Binding of fluoride by yeast enolase.

The kinetics of fluoride binding by yeast enolase have been examined by direct measurement of equilibrium fluoride (F) concentrations with an ion-specific electrode. Mg2+ and inorganic phosphate (Pi) affect the binding of F, and evidence is presented for an ordered binding mechanism in which phosphate and F interact with conformational and catalytic Mg2+ species, with the overall formation of a quaternary complex. A maximum of four atoms of F were bound per enzyme dimer, and the data point to the nonequivalent binding of pairs of F atoms. The dissociation constants were 5.0 X 10(-4) M and 8.2 X 10(-5) M for the first and second pairs of F atoms, respectively. The first pair of binding sites was filled when the ratio of phosphate ions/enolase dimer exceeded 2 and appeared to involve the pair of conformation Mg2+ ions. The binding of the second pair of F atoms followed the binding of catalytic Mg2+ in the presence of Pi and, furthermore, appeared to exhibit positive cooperativity with respect to F. The data suggest, also, that the binding of Pi may involve sequential addition of Pi pairs to the different Mg2+ species on the enzyme.
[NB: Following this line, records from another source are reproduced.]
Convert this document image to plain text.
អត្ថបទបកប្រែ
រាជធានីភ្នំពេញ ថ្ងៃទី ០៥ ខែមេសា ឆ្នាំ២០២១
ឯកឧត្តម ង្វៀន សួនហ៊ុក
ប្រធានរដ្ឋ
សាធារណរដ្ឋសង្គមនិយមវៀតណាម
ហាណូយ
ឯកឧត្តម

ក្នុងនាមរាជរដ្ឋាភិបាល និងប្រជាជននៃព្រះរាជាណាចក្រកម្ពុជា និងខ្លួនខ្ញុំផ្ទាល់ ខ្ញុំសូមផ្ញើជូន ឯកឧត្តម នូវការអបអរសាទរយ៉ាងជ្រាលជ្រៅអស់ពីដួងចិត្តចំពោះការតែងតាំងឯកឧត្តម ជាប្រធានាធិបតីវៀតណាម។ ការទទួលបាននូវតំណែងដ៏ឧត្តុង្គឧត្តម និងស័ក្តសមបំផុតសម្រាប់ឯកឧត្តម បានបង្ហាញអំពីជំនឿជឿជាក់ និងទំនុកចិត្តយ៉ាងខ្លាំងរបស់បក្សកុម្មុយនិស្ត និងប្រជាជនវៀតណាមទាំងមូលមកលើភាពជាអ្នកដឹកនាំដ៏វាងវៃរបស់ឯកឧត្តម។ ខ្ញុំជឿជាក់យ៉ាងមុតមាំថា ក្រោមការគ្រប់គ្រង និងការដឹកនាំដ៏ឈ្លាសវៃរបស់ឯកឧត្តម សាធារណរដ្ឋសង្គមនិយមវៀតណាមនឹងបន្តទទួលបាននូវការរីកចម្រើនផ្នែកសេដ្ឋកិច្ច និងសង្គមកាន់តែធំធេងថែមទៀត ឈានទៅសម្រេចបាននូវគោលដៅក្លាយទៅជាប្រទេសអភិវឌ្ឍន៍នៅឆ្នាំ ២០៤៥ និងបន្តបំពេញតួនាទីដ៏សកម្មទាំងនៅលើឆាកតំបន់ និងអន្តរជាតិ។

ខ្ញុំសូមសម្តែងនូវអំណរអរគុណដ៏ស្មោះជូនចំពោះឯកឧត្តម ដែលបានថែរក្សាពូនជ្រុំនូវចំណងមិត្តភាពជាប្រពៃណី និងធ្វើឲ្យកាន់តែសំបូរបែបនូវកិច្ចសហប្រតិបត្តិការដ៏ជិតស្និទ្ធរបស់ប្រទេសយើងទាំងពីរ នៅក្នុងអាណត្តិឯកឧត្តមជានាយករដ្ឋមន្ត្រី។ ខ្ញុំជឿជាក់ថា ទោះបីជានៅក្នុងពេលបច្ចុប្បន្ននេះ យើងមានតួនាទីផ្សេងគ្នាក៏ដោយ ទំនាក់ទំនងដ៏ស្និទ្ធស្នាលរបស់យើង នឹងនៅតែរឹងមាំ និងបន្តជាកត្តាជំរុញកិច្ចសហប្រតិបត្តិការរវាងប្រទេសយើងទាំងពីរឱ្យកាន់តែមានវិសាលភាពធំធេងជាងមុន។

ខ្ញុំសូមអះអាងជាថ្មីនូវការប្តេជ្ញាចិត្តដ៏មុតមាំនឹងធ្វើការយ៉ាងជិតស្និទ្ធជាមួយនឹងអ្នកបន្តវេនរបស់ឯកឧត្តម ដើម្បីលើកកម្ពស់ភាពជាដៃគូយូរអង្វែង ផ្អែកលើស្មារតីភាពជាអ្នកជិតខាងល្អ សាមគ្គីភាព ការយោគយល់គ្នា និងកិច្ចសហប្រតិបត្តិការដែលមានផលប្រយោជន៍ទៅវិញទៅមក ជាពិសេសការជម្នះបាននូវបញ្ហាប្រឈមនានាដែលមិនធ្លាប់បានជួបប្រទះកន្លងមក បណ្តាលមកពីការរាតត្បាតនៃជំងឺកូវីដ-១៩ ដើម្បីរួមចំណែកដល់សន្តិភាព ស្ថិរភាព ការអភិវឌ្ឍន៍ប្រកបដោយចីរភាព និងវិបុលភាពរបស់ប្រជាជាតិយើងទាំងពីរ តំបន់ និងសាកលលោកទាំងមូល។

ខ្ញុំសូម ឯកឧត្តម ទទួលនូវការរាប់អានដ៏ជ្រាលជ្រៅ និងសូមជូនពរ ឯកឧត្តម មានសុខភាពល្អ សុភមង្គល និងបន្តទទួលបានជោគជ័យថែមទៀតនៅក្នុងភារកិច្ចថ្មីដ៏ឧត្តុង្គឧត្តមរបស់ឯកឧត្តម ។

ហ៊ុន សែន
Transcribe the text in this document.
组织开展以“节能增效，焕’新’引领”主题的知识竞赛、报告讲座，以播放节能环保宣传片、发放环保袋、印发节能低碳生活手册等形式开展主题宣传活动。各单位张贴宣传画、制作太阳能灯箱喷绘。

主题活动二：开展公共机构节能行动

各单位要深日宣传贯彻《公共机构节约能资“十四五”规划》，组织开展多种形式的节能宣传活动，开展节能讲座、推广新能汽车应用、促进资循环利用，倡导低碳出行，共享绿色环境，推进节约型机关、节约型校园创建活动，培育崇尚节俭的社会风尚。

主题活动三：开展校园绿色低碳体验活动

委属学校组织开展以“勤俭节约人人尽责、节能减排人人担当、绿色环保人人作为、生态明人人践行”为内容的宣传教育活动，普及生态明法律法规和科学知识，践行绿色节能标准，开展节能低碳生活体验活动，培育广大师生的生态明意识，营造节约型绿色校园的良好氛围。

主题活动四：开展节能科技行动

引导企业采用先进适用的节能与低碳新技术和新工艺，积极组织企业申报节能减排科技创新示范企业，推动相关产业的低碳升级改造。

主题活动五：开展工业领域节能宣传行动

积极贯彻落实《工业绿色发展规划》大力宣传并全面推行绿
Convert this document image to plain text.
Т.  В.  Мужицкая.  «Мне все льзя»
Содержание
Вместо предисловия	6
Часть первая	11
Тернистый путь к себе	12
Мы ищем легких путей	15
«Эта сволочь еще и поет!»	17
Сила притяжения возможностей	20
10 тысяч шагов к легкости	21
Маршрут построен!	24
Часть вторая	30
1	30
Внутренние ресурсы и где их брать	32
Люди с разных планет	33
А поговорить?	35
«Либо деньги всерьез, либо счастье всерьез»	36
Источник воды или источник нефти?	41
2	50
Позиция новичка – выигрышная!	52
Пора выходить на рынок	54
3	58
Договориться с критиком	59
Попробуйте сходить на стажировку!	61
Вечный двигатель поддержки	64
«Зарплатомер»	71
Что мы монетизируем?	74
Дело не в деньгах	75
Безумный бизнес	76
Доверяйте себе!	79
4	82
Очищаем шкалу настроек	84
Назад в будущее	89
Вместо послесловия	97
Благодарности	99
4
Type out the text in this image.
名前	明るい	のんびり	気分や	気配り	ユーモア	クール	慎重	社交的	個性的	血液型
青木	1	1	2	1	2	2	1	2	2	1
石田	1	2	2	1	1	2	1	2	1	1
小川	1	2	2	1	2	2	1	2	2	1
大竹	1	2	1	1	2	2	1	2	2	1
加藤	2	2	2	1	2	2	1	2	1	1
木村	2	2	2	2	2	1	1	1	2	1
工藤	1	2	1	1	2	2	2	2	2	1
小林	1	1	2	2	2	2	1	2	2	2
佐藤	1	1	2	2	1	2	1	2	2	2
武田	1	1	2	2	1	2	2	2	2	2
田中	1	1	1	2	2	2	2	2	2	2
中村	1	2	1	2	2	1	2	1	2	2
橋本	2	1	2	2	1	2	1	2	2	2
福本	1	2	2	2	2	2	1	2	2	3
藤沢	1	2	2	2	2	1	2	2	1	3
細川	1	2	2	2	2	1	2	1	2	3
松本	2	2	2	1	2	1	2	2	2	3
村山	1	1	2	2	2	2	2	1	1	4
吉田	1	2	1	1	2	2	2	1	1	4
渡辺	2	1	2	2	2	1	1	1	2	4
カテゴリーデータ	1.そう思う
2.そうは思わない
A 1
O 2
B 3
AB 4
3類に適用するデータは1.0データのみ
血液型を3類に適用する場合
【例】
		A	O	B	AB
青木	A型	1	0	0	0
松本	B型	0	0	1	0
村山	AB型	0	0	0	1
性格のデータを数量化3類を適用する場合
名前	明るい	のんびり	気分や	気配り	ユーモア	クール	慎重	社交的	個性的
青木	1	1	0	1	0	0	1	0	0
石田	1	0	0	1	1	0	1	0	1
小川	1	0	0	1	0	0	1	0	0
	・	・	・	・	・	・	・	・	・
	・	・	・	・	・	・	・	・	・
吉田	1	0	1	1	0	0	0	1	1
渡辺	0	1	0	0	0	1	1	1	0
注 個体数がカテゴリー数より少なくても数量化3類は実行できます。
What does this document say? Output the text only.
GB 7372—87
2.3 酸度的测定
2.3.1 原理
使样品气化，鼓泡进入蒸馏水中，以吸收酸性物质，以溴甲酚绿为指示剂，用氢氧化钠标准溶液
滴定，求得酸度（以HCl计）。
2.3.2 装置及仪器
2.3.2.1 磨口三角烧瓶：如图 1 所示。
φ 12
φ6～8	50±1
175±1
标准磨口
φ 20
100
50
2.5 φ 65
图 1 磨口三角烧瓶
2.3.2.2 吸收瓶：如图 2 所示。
F binding was at a maximum between pH 5.5 and pH 6.0, consistent with an involvement of the monovalent form of Pi. In the absence of added Pi, (MgF)+ appeared to be the preferred ligand. Addition of the enzyme substrate 2-phosphoglycerate led to the release of bound F. These findings are consistent with the known patterns of inhibition of enzymatic activity by F.